В середине ноября Сулержицкий и Сергей Львович в лунную ночь приехали в местечко Скра под Батумом; духоборы жили в землянках, друг друга они называли уменьшительными именами: Алеша, Вася; маленькие дети называли и родителей уменьшительным именем; вырастая, они называли отца – родитель или старичок, а мать – няней.
Людей призывного возраста не было – их не выпускали за границу. Были старики, женщины, пожилые люди и один почти столетний старик, бывший севастопольский солдат, которого звали Гриша Боковой.
Это были люди крупные, усатые; женщины ходили в казакинах и шапочках, в одежде преобладал синий и красный цвет.
Все устали, мечтали об отъезде, но дело все задерживалось.
8 декабря в Батуме был солнечный теплый день, в порт прибыла на императорской яхте «Держава» вдовствующая императрица Мария Федоровна. Князь Голицын поехал ее встречать. Сергею Львовичу удалось передать Голицыну письмо, и дело наконец было окончательно решено. Сулержицкий начал размещение духоборов на пароходе «Гуров»; по жребию разместили, кому где быть, половина мест была совсем темная, свет проходил только через люки, когда они были открыты, а плыть надо было почти месяц. Разместили, разметили мелом, кому где жить. Духоборы, стоя на верхней палубе, запели протяжные псалмы, аджарцы, повязанные башлыками, провожали переселенцев.
Пароход отходил в море, в далекую «Канадию», где люди говорят на другом языке, где пашут широко, а жить придется узко. Пароход плыл в обыкновенную жизнь через бесконечный океан.
Сергей Львович нанимал второй пароход, оборудовал его нары. Высокогорные пастбища, на которых так долго жили духоборы, опустели.
Начало века
I
Наступление XX века в городах праздновалось хвастливо.
Начиналось новое столетие, последнее столетие перед концом второго тысячелетия европейской эры.
Городским людям казалось, что пора подводить итоги, что теперь, когда они вымостили города, летают на воздушных шарах, ездят на поездах и автомобилях и говорят по телефону, – наступает торжество благоразумия.
В газетах печатали рисуночки, изображающие будущую технику: воздушные шары с крыльями, автомобили, самолеты, очень непохожие на будущие. В далекой Африке англичане стреляли в буров, буры – в англичан. В Китае империалисты сражались с народными восстаниями. Через коря, перегоняя друг друга, плыли огромные пароходы. На пароходах играла музыка. Пароходы плыли сквозь туманы, хвастливо, могущественно, и погибая иногда.

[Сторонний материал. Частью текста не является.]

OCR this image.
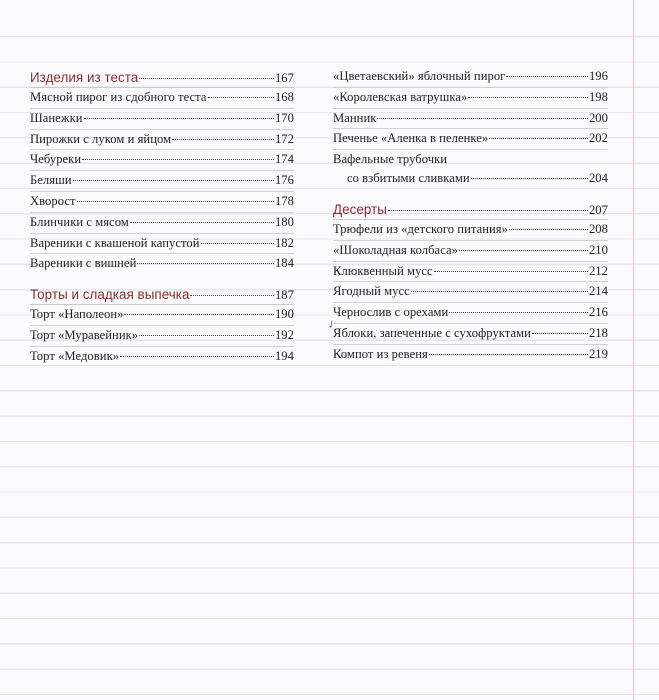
Изделия из теста	167
Мясной пирог из сдобного теста	168
Шанежки	170
Пирожки с луком и яйцом	172
Чебуреки	174
Беляши	176
Хворост	178
Блинчики с мясом	180
Вареники с квашеной капустой	182
Вареники с вишней	184
Торты и сладкая выпечка	187
Торт «Наполеон»	190
Торт «Муравейник»	192
Торт «Медовик»	194
«Цветаевский» яблочный пирог	196
«Королевская ватрушка»	198
Манник	200
Печенье «Аленка в пеленке»	202
Вафельные трубочки
со взбитыми сливками	204
Десерты	207
Трюфели из «детского питания»	208
«Шоколадная колбаса»	210
Клюквенный мусс	212
Ягодный мусс	214
Чернослив с орехами	216
Яблоки, запеченные с сухофруктами	218
Компот из ревеня	219
✓
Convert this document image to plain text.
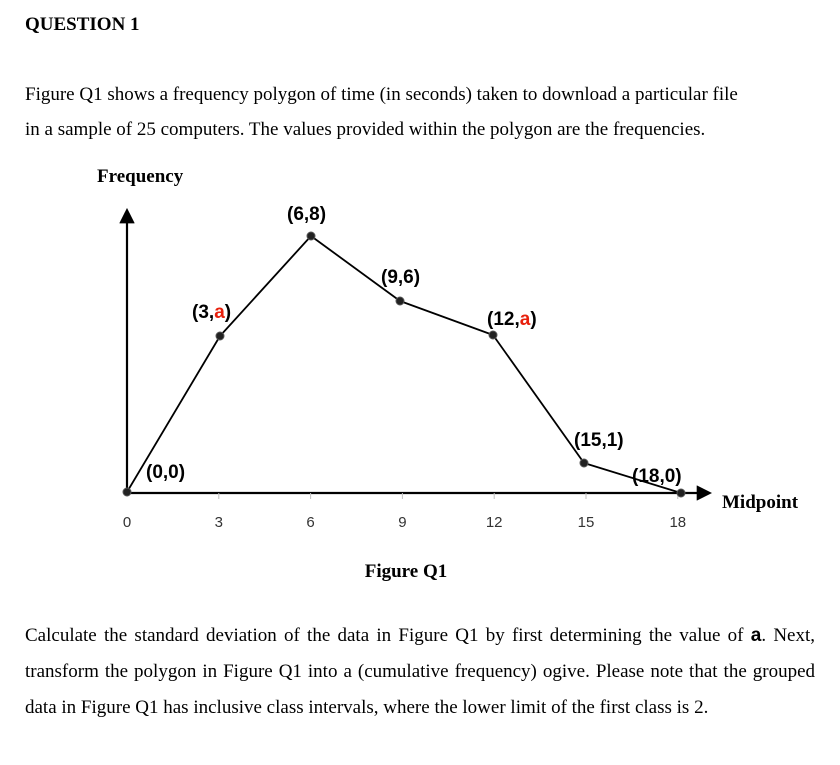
QUESTION 1
Figure Q1 shows a frequency polygon of time (in seconds) taken to download a particular file
in a sample of 25 computers. The values provided within the polygon are the frequencies.
0	3	6	9	12	15	18
(0,0)
(3,a)
(6,8)
(9,6)
(12,a)
(15,1)
(18,0)
Frequency
Midpoint
Figure Q1
Calculate the standard deviation of the data in Figure Q1 by first determining the value of a. Next, transform the polygon in Figure Q1 into a (cumulative frequency) ogive. Please note that the grouped data in Figure Q1 has inclusive class intervals, where the lower limit of the first class is 2.
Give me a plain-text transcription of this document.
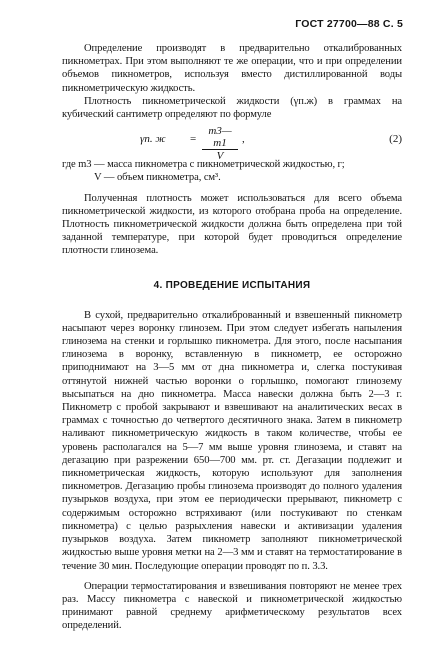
ГОСТ 27700—88 С. 5

Определение производят в предварительно откалиброванных пикнометрах. При этом выполняют те же операции, что и при определении объемов пикнометров, используя вместо дистиллированной воды пикнометрическую жидкость.

Плотность пикнометрической жидкости (γп.ж) в граммах на кубический сантиметр определяют по формуле

γп. $ж = \frac{m3—m1}{V}$ ,	(2)

где m3 — масса пикнометра с пикнометрической жидкостью, г;

V — объем пикнометра, см³.

Полученная плотность может использоваться для всего объема пикнометрической жидкости, из которого отобрана проба на определение. Плотность пикнометрической жидкости должна быть определена при той заданной температуре, при которой будет проводиться определение плотности глинозема.

4. ПРОВЕДЕНИЕ ИСПЫТАНИЯ

В сухой, предварительно откалиброванный и взвешенный пикнометр насыпают через воронку глинозем. При этом следует избегать напыления глинозема на стенки и горлышко пикнометра. Для этого, после насыпания глинозема в воронку, вставленную в пикнометр, ее осторожно приподнимают на 3—5 мм от дна пикнометра и, слегка постукивая оттянутой нижней частью воронки о горлышко, помогают глинозему высыпаться на дно пикнометра. Масса навески должна быть 2—3 г. Пикнометр с пробой закрывают и взвешивают на аналитических весах в граммах с точностью до четвертого десятичного знака. Затем в пикнометр наливают пикнометрическую жидкость в таком количестве, чтобы ее уровень располагался на 5—7 мм выше уровня глинозема, и ставят на дегазацию при разрежении 650—700 мм. рт. ст. Дегазации подлежит и пикнометрическая жидкость, которую используют для заполнения пикнометров. Дегазацию пробы глинозема производят до полного удаления пузырьков воздуха, при этом ее периодически прерывают, пикнометр с содержимым осторожно встряхивают (или постукивают по стенкам пикнометра) с целью разрыхления навески и активизации удаления пузырьков воздуха. Затем пикнометр заполняют пикнометрической жидкостью выше уровня метки на 2—3 мм и ставят на термостатирование в течение 30 мин. Последующие операции проводят по п. 3.3.

Операции термостатирования и взвешивания повторяют не менее трех раз. Массу пикнометра с навеской и пикнометрической жидкостью принимают равной среднему арифметическому результатов всех определений.
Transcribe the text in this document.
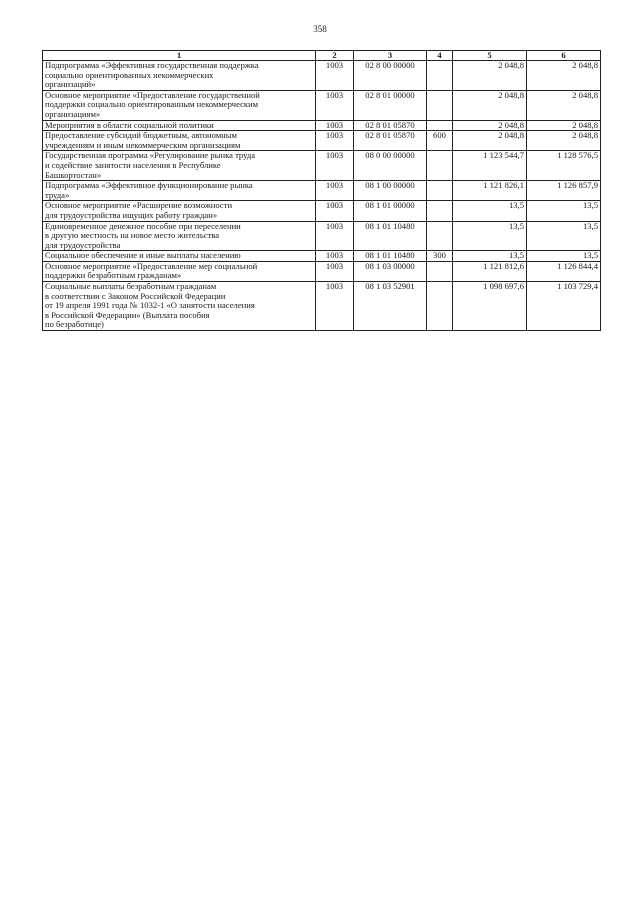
358
1	2	3	4	5	6
Подпрограмма «Эффективная государственная поддержка
социально ориентированных некоммерческих
организаций»	1003	02 8 00 00000		2 048,8	2 048,8
Основное мероприятие «Предоставление государственной
поддержки социально ориентированным некоммерческим
организациям»	1003	02 8 01 00000		2 048,8	2 048,8
Мероприятия в области социальной политики	1003	02 8 01 05870		2 048,8	2 048,8
Предоставление субсидий бюджетным, автономным
учреждениям и иным некоммерческим организациям	1003	02 8 01 05870	600	2 048,8	2 048,8
Государственная программа «Регулирование рынка труда
и содействие занятости населения в Республике
Башкортостан»	1003	08 0 00 00000		1 123 544,7	1 128 576,5
Подпрограмма «Эффективное функционирование рынка
труда»	1003	08 1 00 00000		1 121 826,1	1 126 857,9
Основное мероприятие «Расширение возможности
для трудоустройства ищущих работу граждан»	1003	08 1 01 00000		13,5	13,5
Единовременное денежное пособие при переселении
в другую местность на новое место жительства
для трудоустройства	1003	08 1 01 10480		13,5	13,5
Социальное обеспечение и иные выплаты населению	1003	08 1 01 10480	300	13,5	13,5
Основное мероприятие «Предоставление мер социальной
поддержки безработным гражданам»	1003	08 1 03 00000		1 121 812,6	1 126 844,4
Социальные выплаты безработным гражданам
в соответствии с Законом Российской Федерации
от 19 апреля 1991 года № 1032-1 «О занятости населения
в Российской Федерации» (Выплата пособия
по безработице)	1003	08 1 03 52901		1 098 697,6	1 103 729,4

В мире уже шуршали искровые передатчики беспроволочного телеграфа, цветные отражения диапозитивов, которые недаром назывались тогда «туманными картинами», сменялись на серых экранах черными прыгающими, неизвестно куда бегущими изображениями синематографа.
Умножались фонари в городах, небо над городом ночью становилось розовым; в розовом ночном тумане исчезли над городом звезды.
Увеличились дымы. В городах России зимой почернел снег. Мир менялся стремительно и горестно.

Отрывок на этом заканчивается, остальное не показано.